What I observed in this beach environment were groups of mothers with their toddlers arranging themselves to have instant access to their Iphones or Blackberries (or other smart phones). Some of the mum’s did not let go of their phones for the duration of their beach stay. They were either talking on their phone, texting, or scrolling through information. At no point did they enter the water, or appear to play with their toddlers – always maintaining one hand and full eye contact with their smart screens. One toddler begged her mother for attention while the mother kept one hand on the phone, eyes locked on the screen, and the other hand was waving beckoningly in the air as if to convey “see, I am paying attention…watch the hand.” There were other parents that were more involved with their children, engaging in water play, sandcastle building and the locating of hermit crabs. Mobile phones were not in-hand, but when a ringtone was heard, play would be paused for the call to be answered, until the call was over. Reports in the media are surfacing about the ‘chronic media distraction’ that parents are suffering from by being stuck in the Blacberry zone or continuously plugged in. Whilst at the beach, are we searching, scrolling and sending rather than slipping, slopping and slapping?

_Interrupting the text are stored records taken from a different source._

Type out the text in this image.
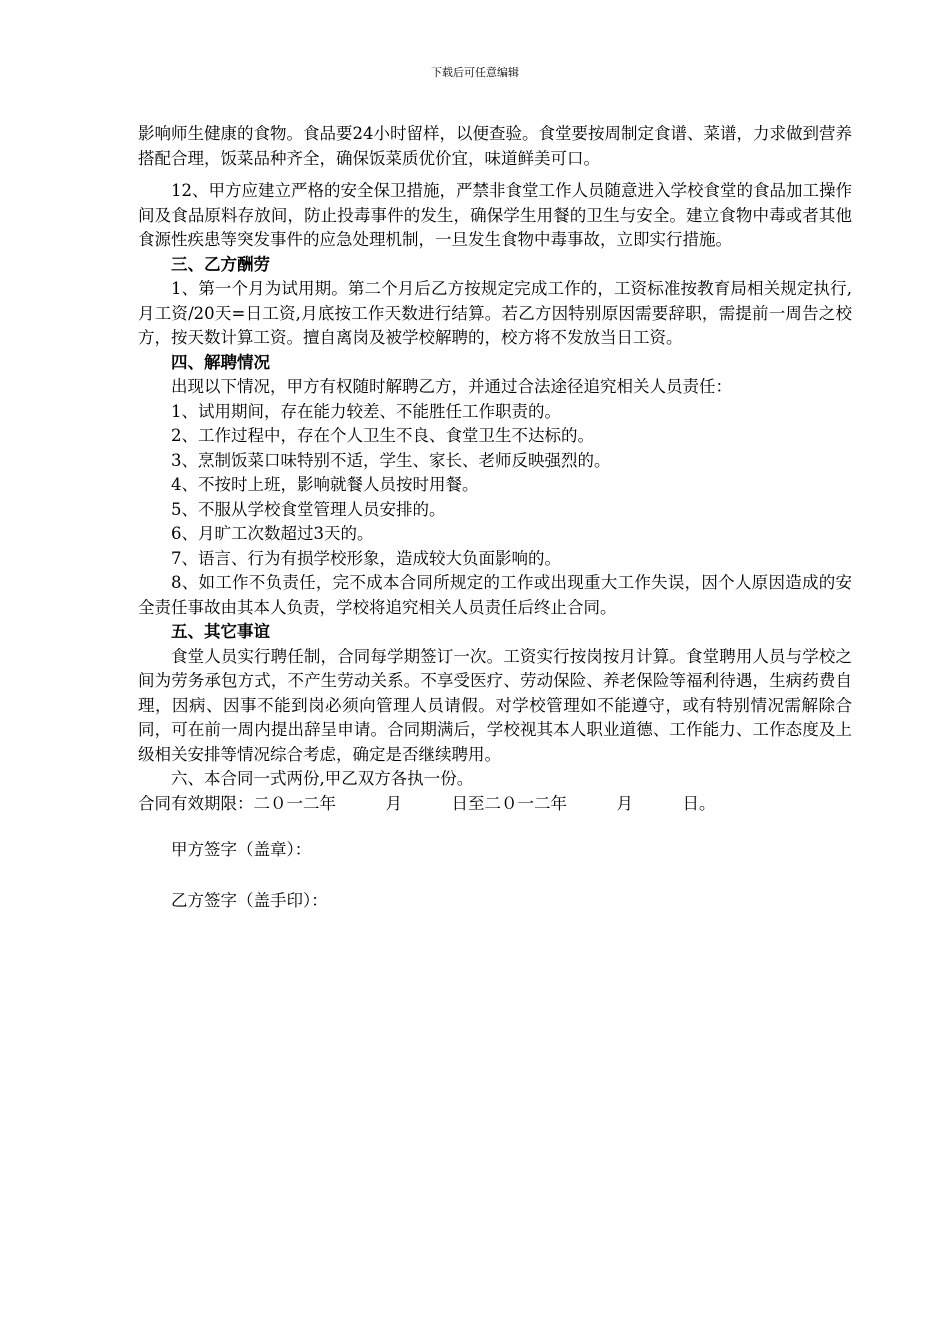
下载后可任意编辑

影响师生健康的食物。食品要24小时留样，以便查验。食堂要按周制定食谱、菜谱，力求做到营养搭配合理，饭菜品种齐全，确保饭菜质优价宜，味道鲜美可口。

12、甲方应建立严格的安全保卫措施，严禁非食堂工作人员随意进入学校食堂的食品加工操作间及食品原料存放间，防止投毒事件的发生，确保学生用餐的卫生与安全。建立食物中毒或者其他食源性疾患等突发事件的应急处理机制，一旦发生食物中毒事故，立即实行措施。

三、乙方酬劳

1、第一个月为试用期。第二个月后乙方按规定完成工作的，工资标准按教育局相关规定执行,月工资/20天=日工资,月底按工作天数进行结算。若乙方因特别原因需要辞职，需提前一周告之校方，按天数计算工资。擅自离岗及被学校解聘的，校方将不发放当日工资。

四、解聘情况

出现以下情况，甲方有权随时解聘乙方，并通过合法途径追究相关人员责任：

1、试用期间，存在能力较差、不能胜任工作职责的。

2、工作过程中，存在个人卫生不良、食堂卫生不达标的。

3、烹制饭菜口味特别不适，学生、家长、老师反映强烈的。

4、不按时上班，影响就餐人员按时用餐。

5、不服从学校食堂管理人员安排的。

6、月旷工次数超过3天的。

7、语言、行为有损学校形象，造成较大负面影响的。

8、如工作不负责任，完不成本合同所规定的工作或出现重大工作失误，因个人原因造成的安全责任事故由其本人负责，学校将追究相关人员责任后终止合同。

五、其它事谊

食堂人员实行聘任制，合同每学期签订一次。工资实行按岗按月计算。食堂聘用人员与学校之间为劳务承包方式，不产生劳动关系。不享受医疗、劳动保险、养老保险等福利待遇，生病药费自理，因病、因事不能到岗必须向管理人员请假。对学校管理如不能遵守，或有特别情况需解除合同，可在前一周内提出辞呈申请。合同期满后，学校视其本人职业道德、工作能力、工作态度及上级相关安排等情况综合考虑，确定是否继续聘用。

六、本合同一式两份,甲乙双方各执一份。

合同有效期限：二０一二年　　　月　　　日至二０一二年　　　月　　　日。

甲方签字（盖章）：

乙方签字（盖手印）：
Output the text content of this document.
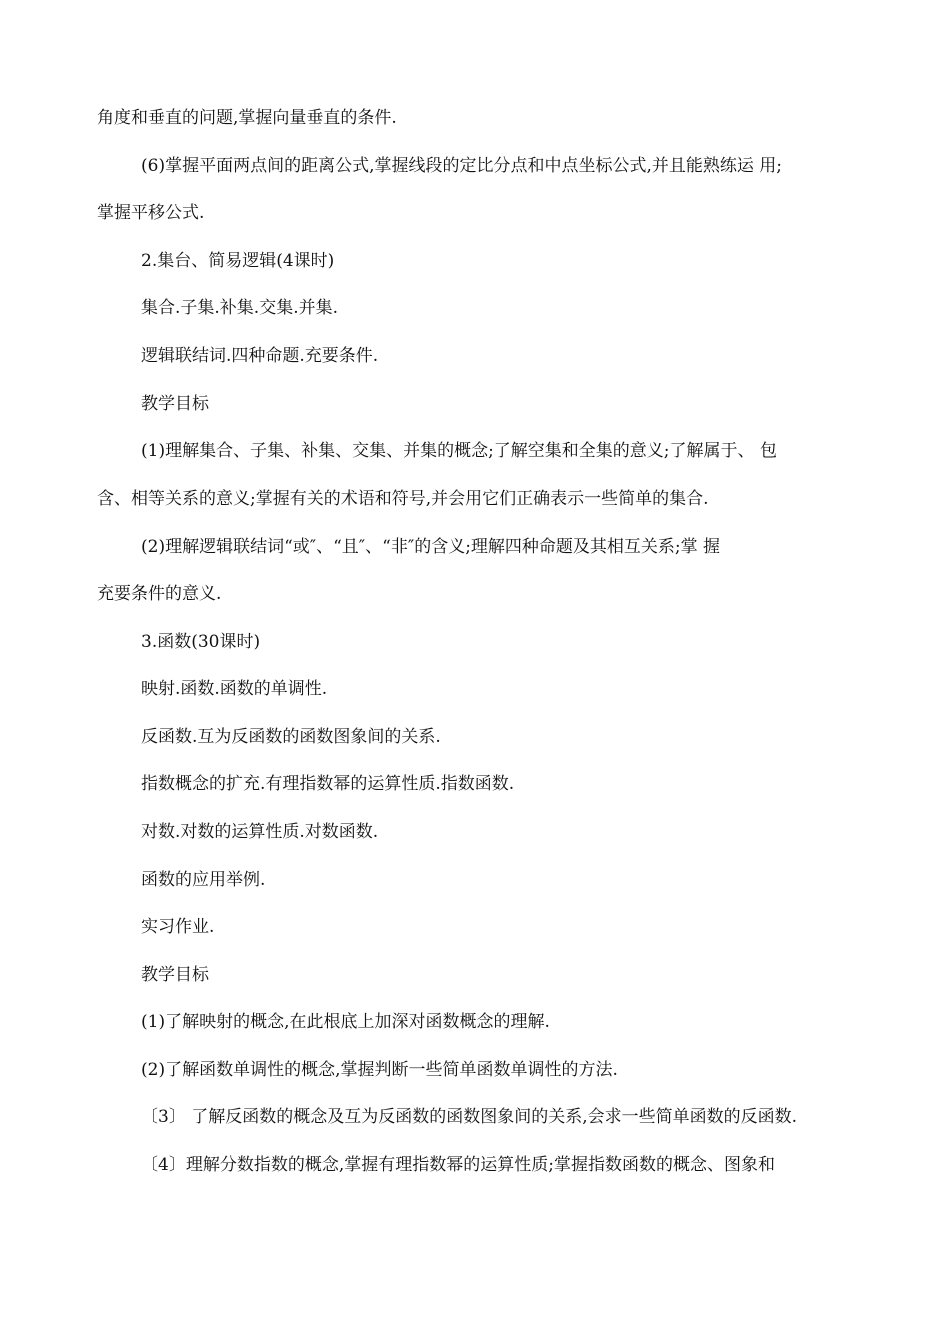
角度和垂直的问题,掌握向量垂直的条件.
(6)掌握平面两点间的距离公式,掌握线段的定比分点和中点坐标公式,并且能熟练运 用;
掌握平移公式.
2.集台、简易逻辑(4课时)
集合.子集.补集.交集.并集.
逻辑联结词.四种命题.充要条件.
教学目标
(1)理解集合、子集、补集、交集、并集的概念;了解空集和全集的意义;了解属于、 包
含、相等关系的意义;掌握有关的术语和符号,并会用它们正确表示一些简单的集合.
(2)理解逻辑联结词“或″、“且″、“非″的含义;理解四种命题及其相互关系;掌 握
充要条件的意义.
3.函数(30课时)
映射.函数.函数的单调性.
反函数.互为反函数的函数图象间的关系.
指数概念的扩充.有理指数幂的运算性质.指数函数.
对数.对数的运算性质.对数函数.
函数的应用举例.
实习作业.
教学目标
(1)了解映射的概念,在此根底上加深对函数概念的理解.
(2)了解函数单调性的概念,掌握判断一些简单函数单调性的方法.
〔3〕 了解反函数的概念及互为反函数的函数图象间的关系,会求一些简单函数的反函数.
〔4〕理解分数指数的概念,掌握有理指数幂的运算性质;掌握指数函数的概念、图象和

I also spent some time on the Mornington Peninsula in Victoria, meandering my way through the foreshore of Rye and Rosebud. I walked through the camping grounds and saw some amazing setups that were the campers’ equivalent of the Taj Mahal. Many sites had their own TVs (that were left on, while the campers were out – same media habits, different location); most had radios/CD players, some had DVD players, laptops and numerous portable digital devices. The comforts of home can still be enjoyed while camping. Many holiday destinations offer wi fi connectivity – so we never have to miss out on Facebook updates, emails or our favourite TV shows. The mobile phone offers a great alternative to the baby monitoring device (though our babies are now teens – and they do not always respond to our prompts for information or attention)!

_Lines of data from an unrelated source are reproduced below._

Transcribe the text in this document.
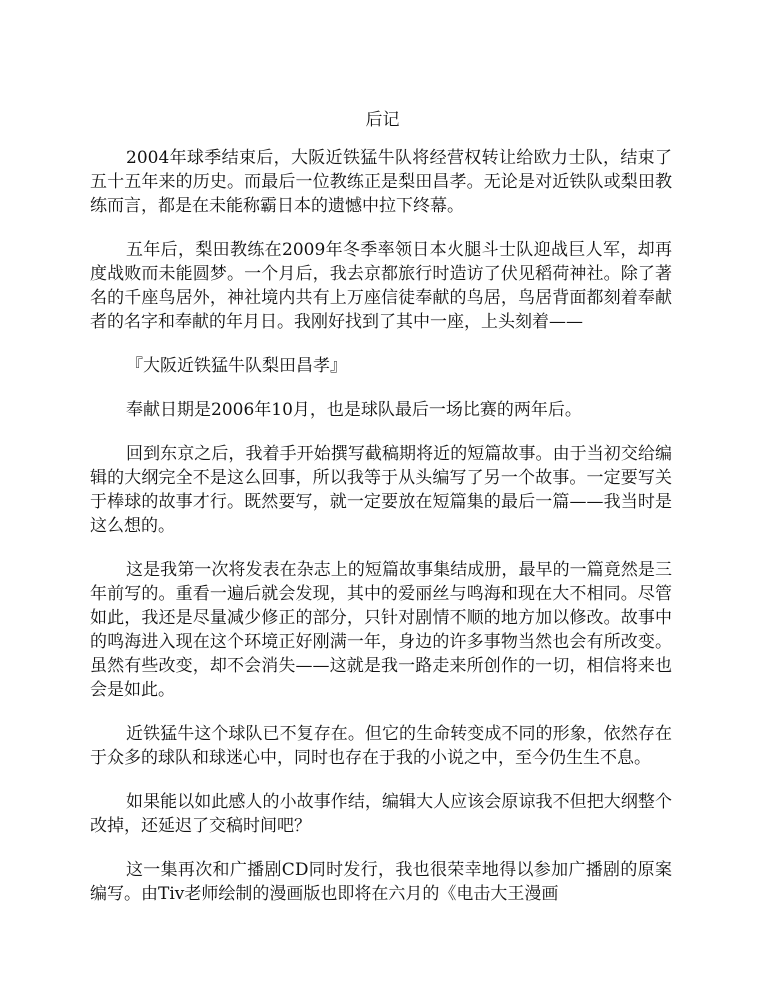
后记

2004年球季结束后，大阪近铁猛牛队将经营权转让给欧力士队，结束了五十五年来的历史。而最后一位教练正是梨田昌孝。无论是对近铁队或梨田教练而言，都是在未能称霸日本的遗憾中拉下终幕。

五年后，梨田教练在2009年冬季率领日本火腿斗士队迎战巨人军，却再度战败而未能圆梦。一个月后，我去京都旅行时造访了伏见稻荷神社。除了著名的千座鸟居外，神社境内共有上万座信徒奉献的鸟居，鸟居背面都刻着奉献者的名字和奉献的年月日。我刚好找到了其中一座，上头刻着——

『大阪近铁猛牛队梨田昌孝』

奉献日期是2006年10月，也是球队最后一场比赛的两年后。

回到东京之后，我着手开始撰写截稿期将近的短篇故事。由于当初交给编辑的大纲完全不是这么回事，所以我等于从头编写了另一个故事。一定要写关于棒球的故事才行。既然要写，就一定要放在短篇集的最后一篇——我当时是这么想的。

这是我第一次将发表在杂志上的短篇故事集结成册，最早的一篇竟然是三年前写的。重看一遍后就会发现，其中的爱丽丝与鸣海和现在大不相同。尽管如此，我还是尽量减少修正的部分，只针对剧情不顺的地方加以修改。故事中的鸣海进入现在这个环境正好刚满一年，身边的许多事物当然也会有所改变。虽然有些改变，却不会消失——这就是我一路走来所创作的一切，相信将来也会是如此。

近铁猛牛这个球队已不复存在。但它的生命转变成不同的形象，依然存在于众多的球队和球迷心中，同时也存在于我的小说之中，至今仍生生不息。

如果能以如此感人的小故事作结，编辑大人应该会原谅我不但把大纲整个改掉，还延迟了交稿时间吧？

这一集再次和广播剧CD同时发行，我也很荣幸地得以参加广播剧的原案编写。由Tiv老师绘制的漫画版也即将在六月的《电击大王漫画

A lot of interpersonal interaction is being displaced by instant messaging (IM) or phone text-messages (SMS). This means that our intimate family conversations have a digital afterlife – I do not know what the implications of this phenomenon might be – other than the prospect of having traces of past conversations cut and paste to create new meanings in different contexts. Will we censor ourselves more? This is an entirely different topic that I will pursue in a future blog. In the meantime, I simply wanted to share some of my observations (and some of the photographs I took associated with them). It would be great to hear what other people have seen, heard or experienced in relation to family interactions, technology and being on holiday.